I am often confronted with the question of whether concurrency programming models that employ shared memory are particularly problematic. I was asked this question directly on the concurrency panel at JAOO’06 earlier this week, for instance, and STM makes a big bet that such models are tenable.
Without shared memory, it’s tempting to think that traditional concurrency problems go away, as if by magic. If no two pieces of code are simultaneously working on the same location in memory, for instance, there are (seemingly) no race conditions or deadlocks. Most people believe this, and it (on the surface) seems somewhat reasonable. Until you realize that it’s fundamentally flawed.
Shared memory systems are just an abstraction in which data can be named by its virtual memory address (or, indirectly, by a variable name). In fact, one could argue that it’s an optimization—that the same sort of systems could be built by mapping virtual memory addresses (at a logical level) to some other location (at a physical level) using an algorithm that doesn’t rely on page-tables, TLBs, and so on. Distributed RPC systems in the past have tried this very thing: to map object references to data residing on far-away nodes, and have mostly failed in the process. I’m not trying to convince you that alternative mapping techniques are a good thing, only that abstractly speaking at least, all of the same concurrency control problems will arise in systems that exhibit this fundamental property. Interestingly, shared memory systems have turned into tiny distributed systems with complex cache coherency logic anyway, so one has to wonder where the boundary between shared memory and message passing really lies.
There is a fundamental, undeniable law here:
Any system in which two concurrent agents can name the same piece of information may also exhibit the standard problems of concurrency: broken serializability, race conditions, deadlocks, livelocks, lost event notifications, and so on. Concurrency control is simply a requirement if correctness is desired.
So in reality, the real question at hand should be, would a system in which every concurrent agent operates on its own, completely isolated piece of data be more attractive? I personally think that’s farfetched and unrealistic. Systems with shared data need to have shared data; it’s a property of the system being modeled. Even with isolated data, concurrency control would be required if, say, a central copy is rendezvoused with periodically (which, by the way, is the only way I can see such a system remaining correct). And then you have to wonder what copying buys you. It certainly costs you. Data locality is crucial to achieving adequate performance in most low-to-mid-level systems software. Yet copy-on-send message passing systems throw this out the window entirely. I refuse to believe that this will ever be the dominant model of fine-grained concurrency, at least on the current hardware architectures available by Intel and AMD. And certainly not without a whole lot more research and perhaps hardware support.
A distributed system in which many simultaneous clients might access the same piece of data on the server has all the same issues.
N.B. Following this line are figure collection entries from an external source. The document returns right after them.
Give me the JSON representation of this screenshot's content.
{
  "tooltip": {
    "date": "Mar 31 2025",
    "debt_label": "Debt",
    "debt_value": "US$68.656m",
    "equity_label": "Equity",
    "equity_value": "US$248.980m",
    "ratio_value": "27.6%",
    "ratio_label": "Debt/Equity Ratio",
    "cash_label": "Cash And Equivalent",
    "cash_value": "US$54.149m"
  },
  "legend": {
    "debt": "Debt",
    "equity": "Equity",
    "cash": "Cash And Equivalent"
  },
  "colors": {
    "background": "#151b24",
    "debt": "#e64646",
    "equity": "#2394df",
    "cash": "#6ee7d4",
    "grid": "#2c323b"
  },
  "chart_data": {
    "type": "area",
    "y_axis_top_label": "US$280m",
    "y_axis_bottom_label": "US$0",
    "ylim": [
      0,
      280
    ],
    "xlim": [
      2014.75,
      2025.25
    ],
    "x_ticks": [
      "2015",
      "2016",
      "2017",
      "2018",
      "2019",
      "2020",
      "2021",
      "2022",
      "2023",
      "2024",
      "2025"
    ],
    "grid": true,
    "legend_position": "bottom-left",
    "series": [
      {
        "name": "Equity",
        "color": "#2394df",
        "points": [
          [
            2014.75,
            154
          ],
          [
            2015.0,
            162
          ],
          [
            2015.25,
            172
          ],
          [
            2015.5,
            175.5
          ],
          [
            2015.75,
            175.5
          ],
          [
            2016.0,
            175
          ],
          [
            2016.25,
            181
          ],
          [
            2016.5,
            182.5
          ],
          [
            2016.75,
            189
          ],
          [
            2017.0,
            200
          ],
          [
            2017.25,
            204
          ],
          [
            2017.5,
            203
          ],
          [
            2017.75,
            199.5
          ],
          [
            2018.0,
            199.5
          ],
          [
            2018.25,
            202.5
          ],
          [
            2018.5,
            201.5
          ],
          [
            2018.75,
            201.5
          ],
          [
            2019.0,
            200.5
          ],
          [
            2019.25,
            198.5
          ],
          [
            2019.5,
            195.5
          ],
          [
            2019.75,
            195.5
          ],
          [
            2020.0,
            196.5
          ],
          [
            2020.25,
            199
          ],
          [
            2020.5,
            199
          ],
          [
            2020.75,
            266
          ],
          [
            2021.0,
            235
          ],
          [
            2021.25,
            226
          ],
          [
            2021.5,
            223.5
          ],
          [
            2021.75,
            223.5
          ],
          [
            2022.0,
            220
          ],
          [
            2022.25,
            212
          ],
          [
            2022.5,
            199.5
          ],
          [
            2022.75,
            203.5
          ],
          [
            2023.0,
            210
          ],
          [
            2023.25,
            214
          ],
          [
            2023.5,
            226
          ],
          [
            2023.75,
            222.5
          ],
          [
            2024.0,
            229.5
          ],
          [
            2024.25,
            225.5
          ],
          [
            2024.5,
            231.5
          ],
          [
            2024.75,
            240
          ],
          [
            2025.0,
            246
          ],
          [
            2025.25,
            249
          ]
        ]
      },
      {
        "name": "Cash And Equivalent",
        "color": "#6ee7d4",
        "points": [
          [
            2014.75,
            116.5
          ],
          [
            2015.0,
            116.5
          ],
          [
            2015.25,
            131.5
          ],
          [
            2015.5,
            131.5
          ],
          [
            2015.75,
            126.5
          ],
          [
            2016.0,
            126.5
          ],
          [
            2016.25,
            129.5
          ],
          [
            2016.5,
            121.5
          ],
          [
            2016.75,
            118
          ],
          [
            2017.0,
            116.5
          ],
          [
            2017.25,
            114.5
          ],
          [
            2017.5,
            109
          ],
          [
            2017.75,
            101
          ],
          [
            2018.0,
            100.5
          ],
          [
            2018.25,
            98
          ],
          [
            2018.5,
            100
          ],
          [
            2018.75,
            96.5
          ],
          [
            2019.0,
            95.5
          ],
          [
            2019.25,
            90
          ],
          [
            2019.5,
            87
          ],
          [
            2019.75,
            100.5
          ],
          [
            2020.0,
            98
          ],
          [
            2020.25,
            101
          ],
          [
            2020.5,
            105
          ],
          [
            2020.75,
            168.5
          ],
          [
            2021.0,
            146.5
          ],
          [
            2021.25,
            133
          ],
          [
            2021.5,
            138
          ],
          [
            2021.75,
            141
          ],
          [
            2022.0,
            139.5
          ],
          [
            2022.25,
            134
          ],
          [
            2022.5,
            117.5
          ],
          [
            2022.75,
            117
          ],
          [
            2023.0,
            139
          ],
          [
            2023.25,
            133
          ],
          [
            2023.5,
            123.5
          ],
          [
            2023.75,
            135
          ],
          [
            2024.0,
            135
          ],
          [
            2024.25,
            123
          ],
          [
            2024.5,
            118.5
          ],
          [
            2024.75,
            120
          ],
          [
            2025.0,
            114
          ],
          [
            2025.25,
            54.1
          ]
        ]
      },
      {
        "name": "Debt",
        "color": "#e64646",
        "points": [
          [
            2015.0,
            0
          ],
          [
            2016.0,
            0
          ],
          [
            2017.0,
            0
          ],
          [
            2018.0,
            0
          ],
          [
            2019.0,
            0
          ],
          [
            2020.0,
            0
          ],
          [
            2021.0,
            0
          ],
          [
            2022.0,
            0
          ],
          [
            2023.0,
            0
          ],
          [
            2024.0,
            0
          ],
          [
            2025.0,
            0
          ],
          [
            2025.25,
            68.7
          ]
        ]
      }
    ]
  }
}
AJAX systems, for instance, easily lull the author into a false sense of security. But, unfortunately(?), a transaction is a transaction, and if concurrency control isn’t in place, such systems are effectively executing without any isolation or serialization guarantees whatsoever—I just read an article in the latest DDJ where this was explained. I’m surprised a dedicated article actually needs to point this out: concurrent access to data under any other name is still concurrent access to data. And of course, once you start to employ concurrency control, you are susceptible to deadlocks and so on—unless you have a system that can transparently resolve them.
Interesting research has been done recently by MSR on static verification to prove the absence of sharing (across processes)—called Software Isolated Processes (SIPs)—building on the type safe, verifiable subset of IL. STM of course also builds on top of the shared memory programming model; but, although threads can name the same location in memory, this is completely hidden—concurrency control is still employed in the implementation where necessary. I believe this systems are promising. They also have the benefit of building on the same foundational memory performance equations that software developers are used to relying on today.